«Emilia Pérez»: Entre promesas de Oscar y una desconexión profunda con la cultura mexicana

La película Emilia Pérez llega con grandes expectativas a la pantalla grande, pero, lamentablemente, no logra cumplir con la promesa de ofrecer una propuesta cinematográfica fresca y profunda. Dirigida por el cineasta francés, Jacques Audiard, la cinta intenta abordar temas de identidad, lucha personal y superación, pero se pierde en un guión que, lejos de profundizar, se enreda en estereotipos y giros predecibles que no logran conectar ni con la audiencia ni con el contexto cultural mexicano.

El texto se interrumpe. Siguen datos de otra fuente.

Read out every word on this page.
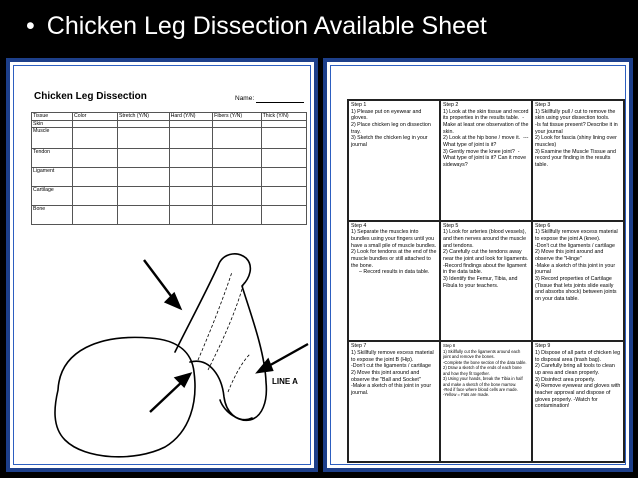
• Chicken Leg Dissection Available Sheet
Chicken Leg Dissection	Name:
Tissue	Color	Stretch (Y/N)	Hard (Y/N)	Fibers (Y/N)	Thick (Y/N)
Skin					
Muscle					
Tendon					
Ligament					
Cartilage					
Bone					
LINE A
Step 1
1) Please put on eyewear and gloves.
2) Place chicken leg on dissection tray.
3) Sketch the chicken leg in your journal
Step 2
1) Look at the skin tissue and record its properties in the results table.  -Make at least one observation of the skin.
2) Look at the hip bone / move it.  ---What type of joint is it?
3) Gently move the knee joint?  -What type of joint is it? Can it move sideways?
Step 3
1) Skillfully pull / cut to remove the skin using your dissection tools.
-Is fat tissue present? Describe it in your journal
2) Look for fascia (shiny lining over muscles)
3) Examine the Muscle Tissue and record your finding in the results table.
Step 4
1) Separate the muscles into bundles using your fingers until you have a small pile of muscle bundles.
2) Look for tendons at the end of the muscle bundles or still attached to the bone.
– Record results in data table.
Step 5
1) Look for arteries (blood vessels), and then nerves around the muscle and tendons.
2) Carefully cut the tendons away near the joint and look for ligaments.
-Record findings about the ligament in the data table.
3) Identify the Femur, Tibia, and Fibula to your teachers.
Step 6
1) Skillfully remove excess material to expose the joint A (knee).
-Don't cut the ligaments / cartilage
2) Move this joint around and observe the "Hinge"
-Make a sketch of this joint in your journal
3) Record properties of Cartilage (Tissue that lets joints slide easily and absorbs shock) between joints on your data table.
Step 7
1) Skillfully remove excess material to expose the joint B (Hip).
-Don't cut the ligaments / cartilage
2) Move this joint around and observe the "Ball and Socket"
-Make a sketch of this joint in your journal.
Step 8
1) Skillfully cut the ligaments around each joint and remove the bones.
-Complete the bone section of the data table.
2) Draw a sketch of the ends of each bone and how they fit together.
3) Using your hands, break the Tibia in half and make a sketch of the bone marrow.
-Red if face where blood cells are made.
-Yellow = Fats are made.
Step 9
1) Dispose of all parts of chicken leg to disposal area (trash bag).
2) Carefully bring all tools to clean up area and clean properly.
3) Disinfect area properly.
4) Remove eyewear and gloves with teacher approval and dispose of gloves properly. -Watch for contamination!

El mayor problema de la película radica en su tono inconsistente. La historia, que podría haber sido un genuino viaje de autodescubrimiento, se ve empañada por un enfoque superficial que no permite explorar adecuadamente la complejidad del personaje principal. Emilia Pérez carece de la profundidad emocional necesaria para que el público se identifique con ella. A lo largo de la película, la protagonista parece más un vehículo de clichés que un ser humano complejo, lo que hace que su evolución, o la falta de ella, sea difícil de seguir y, en ocasiones, frustrante.
El guión se siente como una colección de ideas inconexas que nunca terminan de cuajar. Las conversaciones, en su mayoría, carecen de naturalidad y parecen más un intento de decir algo profundo que un diálogo auténtico. A menudo, los giros narrativos se sienten forzados, como si buscaran resolver rápidamente problemas que deberían haber sido trabajados con más paciencia y cuidado.

Lo que resulta aún más decepcionante es la desconexión con la cultura mexicana. La película intenta tocar elementos de la vida cotidiana, las tradiciones y los conflictos que definen a una sociedad culturalmente diversa como la mexicana, pero estos elementos se sienten ajenos, como si estuvieran siendo utilizados de manera superficial para vestir una historia que no tiene nada que ver con su contexto cultural. Las referencias a la cultura, ya sean visuales o discursivas, parecen más un decorado vacío que una representación auténtica. En lugar de reflejar las complejidades de la vida mexicana, la película se queda en una especie de simulacro que no logra resonar ni con el espectador local ni con el universal.
La dirección de Jacques Audiard tampoco contribuye a salvar la película. En lugar de aprovechar al máximo la premisa, el ritmo de la historia se ve afectado por decisiones que apresuran el desarrollo de los personajes y las situaciones, lo que impide que el público se sienta realmente inmerso en la trama. A nivel técnico, la cinematografía es correcta, aunque nada destacable, y la banda sonora, en lugar de sumergirnos en la atmósfera, parece desconectada de lo que ocurre en pantalla.
El largometraje trata de tocar temas relevantes, pero lo hace de manera tan superficial que no se logra ofrecer una reflexión auténtica sobre la vida de su protagonista, ni mucho menos sobre el contexto cultural que dice representar. Al final, lo que podría haber sido una crítica poderosa a las expectativas sociales y la identidad personal se convierte en una historia previsiblemente plana.
Emilia Pérez es una película que, a pesar de su aparente potencial, se queda corta en casi todos sus aspectos. Si bien no es completamente fallida, no logra dejar una huella significativa. Una oportunidad desaprovechada que, lamentablemente, se convierte en un ejercicio que no hace justicia ni a la identidad de su protagonista ni a la cultura mexicana que pretende reflejar.